Absolutely. And great way to frame it. On one hand, the personal impact that one can make as a leader, bringing more more exciting parts of of the work actually to the employees. But at the same time also connecting that closely with the business goals. So fantastic. I really love the three E's. I think it makes it very tangible. Alright, so I see where we're getting close to the end of the show. So maybe let's just summarize the three key points that I heard you say. One was really around taking steps in your automation program. Start with RPA. Get the hard facts. Look for additional automation. I think the second one that I heard you say was bring those facts then also to your executives to show what kind of value you add. And thirdly, frame it around the three E's to make it tangible, considering the efficiency all the way to the experience and the impact you can have.

Emmanuel Lai:

Absolutely. The last point I want to make is that if AI is not the solution, if RPA is not the solution. Oftentimes, I view RPA and AI as a solution of last resorts. And you do it only after you fully optimize your process. Only after you're able to exhaust the kinds of savings that you don't need to spend money on, you don't need to spend effort to do. If you can fix a AI use case or RPA use case with a process related fix, that's gonna make your senior leaders really happy, cuz you're spending$0 versus some dollars.
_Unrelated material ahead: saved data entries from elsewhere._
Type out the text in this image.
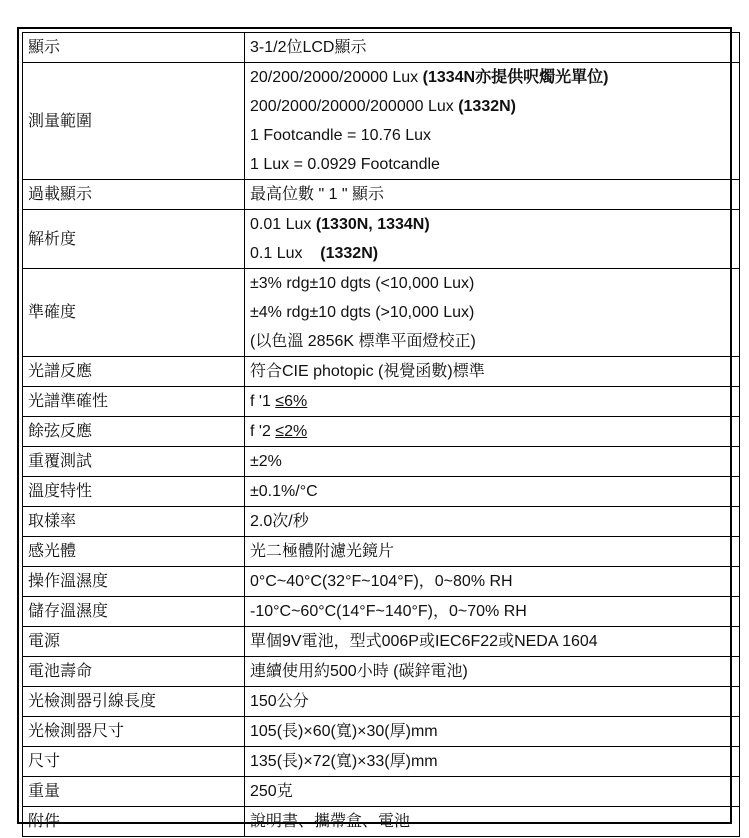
顯示	3-1/2位LCD顯示

測量範圍	20/200/2000/20000 Lux (1334N亦提供呎燭光單位)
200/2000/20000/200000 Lux (1332N)
1 Footcandle = 10.76 Lux
1 Lux = 0.0929 Footcandle

過載顯示	最高位數 " 1 " 顯示

解析度	0.01 Lux (1330N, 1334N)
0.1 Lux    (1332N)

準確度	±3% rdg±10 dgts (<10,000 Lux)
±4% rdg±10 dgts (>10,000 Lux)
(以色溫 2856K 標準平面燈校正)

光譜反應	符合CIE photopic (視覺函數)標準

光譜準確性	f '1 ≤6%

餘弦反應	f '2 ≤2%

重覆測試	±2%

溫度特性	±0.1%/°C

取樣率	2.0次/秒

感光體	光二極體附濾光鏡片

操作溫濕度	0°C~40°C(32°F~104°F)，0~80% RH

儲存溫濕度	-10°C~60°C(14°F~140°F)，0~70% RH

電源	單個9V電池，型式006P或IEC6F22或NEDA 1604

電池壽命	連續使用約500小時 (碳鋅電池)

光檢測器引線長度	150公分

光檢測器尺寸	105(長)×60(寬)×30(厚)mm

尺寸	135(長)×72(寬)×33(厚)mm

重量	250克

附件	說明書、攜帶盒、電池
So ultimately try to solve the problem without technology. And then if you need technology to solve it, you can't solve the problem with human behavioral changes, then let's talk technology.

Andreas Welsch:

I think that's a perfect note to end on. Fix the problem first and then see how technology can help and not the other way around. That's beautiful.

Emmanuel Lai:

Excellent. Andreas thank you very much for having me on this presentation today. It's been an absolute honor and I really look forward to working with you again in the future.

Andreas Welsch:

Perfect. Thank you so much for jumping on. Really appreciate you sharing the learnings with the community.